The proper handling of portable generators ensures your safety.
In a power outage, a portable generator may be needed. But be careful - if not used properly, generators can cause carbon monoxide poisoning, electric shock, or fire.
If you run a portable generator in a power outage, follow these safety guidelines:
NEVER use a generator in an enclosed or partly enclosed space. Generators produce high levels of carbon monoxide quickly. You cannot smell or see carbon monoxide. It can be deadly.
If you feel sick, dizzy, or weak while using a generator, get fresh air right away. If you feel seriously ill, get immediate medical attention. Do not delay! Tell medical staff you suspect carbon monoxide poisoning.
If you became ill indoors, let the fire department determine when it is safe to re-enter the building.
Turn off electrical devices before you connect them to a generator or generator-powered circuit. After a generator is running, switch connected devices on one by one. Shut them down again before you switch back to Georgia Power service.
Carefully follow the manufacturer's technical information. Be sure your generator is rated for 240-volt loads, as well as 120-volt, if you hook up larger appliance like ranges, well pumps or dryers.
Inspect and maintain your generator. Keep fresh gas in the tank. Run the generator periodically so it's ready when you need it.
NEVER try to restore power to a house by plugging a generator into a wall outlet. This extremely dangerous practice - backfeeding - can electrocute repair crew workers or neighbors who use your same utility transformer. Backfeeding also bypasses household circuit protection devices, risking fire. (If you must connect the generator to house wiring for power, have a qualified electrician handle the installation in compliance with electrical codes.)
NEVER use a portable generator in rain or wet conditions. Operate a generator on a dry surface under an open structure (like a canopy). Dry your hands before you touch a generator.

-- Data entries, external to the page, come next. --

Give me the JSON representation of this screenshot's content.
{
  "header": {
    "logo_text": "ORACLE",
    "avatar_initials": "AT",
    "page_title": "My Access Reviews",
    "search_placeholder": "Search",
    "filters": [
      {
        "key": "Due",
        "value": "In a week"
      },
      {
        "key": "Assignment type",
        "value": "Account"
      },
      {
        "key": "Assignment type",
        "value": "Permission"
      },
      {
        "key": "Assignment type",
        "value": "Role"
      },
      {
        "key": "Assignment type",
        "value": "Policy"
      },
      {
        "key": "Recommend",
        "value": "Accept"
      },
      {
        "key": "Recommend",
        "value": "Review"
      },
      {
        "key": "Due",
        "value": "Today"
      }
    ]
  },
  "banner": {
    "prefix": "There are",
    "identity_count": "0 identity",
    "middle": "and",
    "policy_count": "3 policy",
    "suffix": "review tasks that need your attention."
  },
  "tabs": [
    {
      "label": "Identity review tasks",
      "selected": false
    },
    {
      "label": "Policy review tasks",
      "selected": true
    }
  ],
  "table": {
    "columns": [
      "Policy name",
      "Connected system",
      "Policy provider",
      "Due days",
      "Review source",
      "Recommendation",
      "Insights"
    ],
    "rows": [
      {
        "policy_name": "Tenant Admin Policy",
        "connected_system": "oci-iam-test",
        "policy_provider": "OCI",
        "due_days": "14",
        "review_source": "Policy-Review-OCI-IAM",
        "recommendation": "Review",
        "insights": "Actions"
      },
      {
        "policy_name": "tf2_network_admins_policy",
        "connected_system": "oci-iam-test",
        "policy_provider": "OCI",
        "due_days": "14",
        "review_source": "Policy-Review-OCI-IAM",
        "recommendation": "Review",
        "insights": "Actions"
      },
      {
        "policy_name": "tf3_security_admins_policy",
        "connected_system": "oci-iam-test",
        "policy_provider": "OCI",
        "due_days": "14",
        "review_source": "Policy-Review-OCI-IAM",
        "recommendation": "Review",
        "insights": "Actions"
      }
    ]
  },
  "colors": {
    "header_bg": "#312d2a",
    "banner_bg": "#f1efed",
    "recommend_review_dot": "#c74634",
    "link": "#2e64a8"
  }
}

Plug appliances directly into a generator. If you use an extension cord, make sure it is:
Rated (in watts or amps) at least equal to the total connected appliance loads.
Free of cuts or tears.
A cord with a three-pronged plug and a grounding pin.
Use permanently installed, stationary generators during power outages, if possible. They're best for backup power to a home. But watch for overloads. Too much demand on a generator can overheat it or stress its parts, causing a breakdown.